Negotiators from 195 countries descended on Durban last week to discuss climate change and find ways to finance efforts to reduce CO2 emissions.

Tshabalala said it's important that governments take the lead on policy issues and called business people to follow suit in partnership with other organs of the society.

Africa's business for environment

"We, as bankers, will take direction from the authorities on what happens at COP 17, we stand ready to be supportive," he said.

An edited version of the interview follows.

CNN: Why does it make sense for business to be leading the way perhaps when it comes to issues about climate change?

Sim Tshabalala: I think even for business, sustainability is important in the long term, it's important because we all want to do something about environmental degradation, acting astute in financial institutions for example.

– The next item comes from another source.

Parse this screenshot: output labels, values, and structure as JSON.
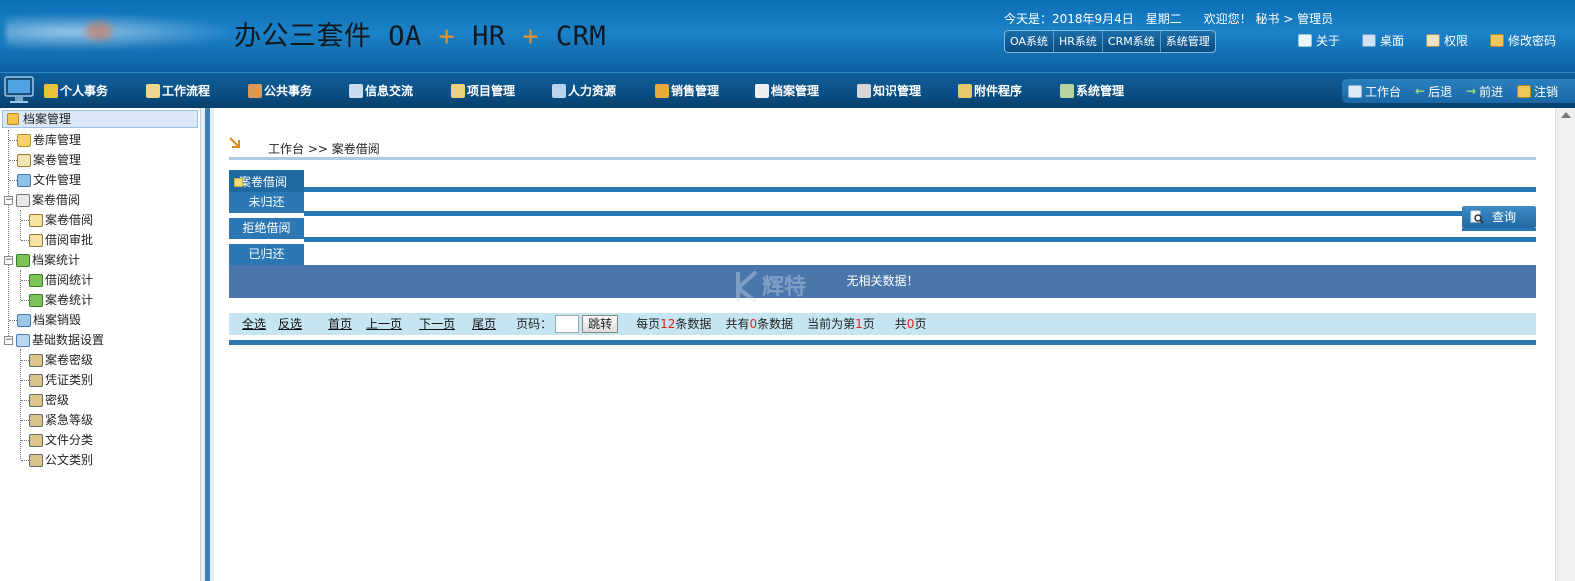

We want to leave our businesses in better shape than we found them for future generations but, broader than that, it's also a business opportunity because of the various mechanisms that apply.

CNN: So it need not be a drain on finance --investing in climate change initiatives can make money.

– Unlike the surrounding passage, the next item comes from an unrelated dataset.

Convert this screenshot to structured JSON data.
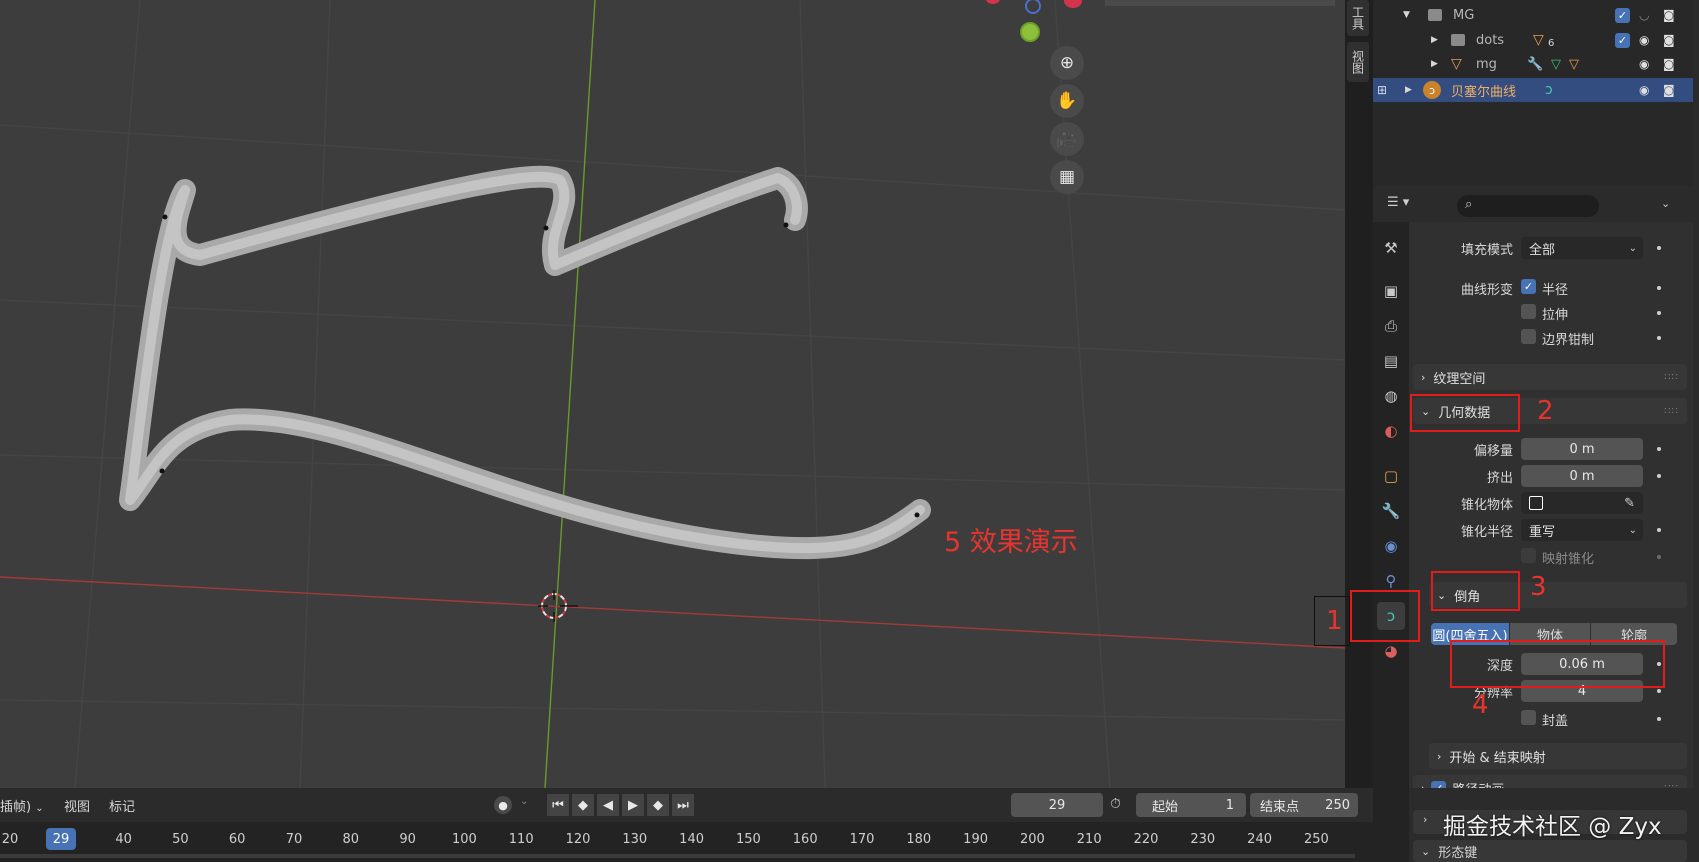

We, as bankers, will take direction from the authorities on what happens at COP 17, we stand ready to be supportive.
Sim Tshabalala, deputy CEO of Standard Bank

ST: It makes perfect commercial sense.

CNN: Why? Give me some examples.

ST: So, here in South Africa, we've just been through a major program: the first part of a process in terms of which the government is allowing independent power producers to enter the grid. We have approved over 12 billion rands worth of these projects, we're participating in at least half of them.

Now they may not be granted, they may not be approved by the authorities, but there's a large number of them where we're participating. We perceive this as a new asset class, consistent with sustainability.

CNN: Sometimes there's a sense that if this is going to work, it's going to be very bottom up. The politicians can go on talking and trying to agree on targets but it's people on the ground, it's businesses, that are quietly doing their own thing, and you're helping perhaps to facilitate that.

ST: Frankly, the legitimate democratically-elected government must take the lead on policy, and business as an organ of society, together with other organs of society, must follow and do what they need to do, having regard to what they do for a living.

We, as bankers, will take direction from the authorities on what happens at COP 17, we stand ready to be supportive, we support the white paper on climate change in South Africa.

So my argument to you is, yes it's important for the authorities to take the lead, business as organs of civil society must do what they need to do in buying and selling their products and they must act in consent and in partnership with society, but wanting to make money in the process -- we're not a charity, we're a business after all.

CNN: This is the end of the year, looking back, what have been the biggest challenges for you?

ST: The big challenges have been, as a banker, a difficulty in lending out money, because both corporate and consumers have been de-leveraging, they've been borrowing less than we would like them to. The result of that for a bank is that we don't make as much net interest income, we don't generate as much revenues as we would have liked to.

People are buying and selling fewer goods, so transactions and fees and commissions as a consequence are less. And yet, we've got thousands of people that we employ -- we employ over 50,000 people throughout the world -- the bulk of which are on the African continent, they have to be paid regardless of whether you and I transact.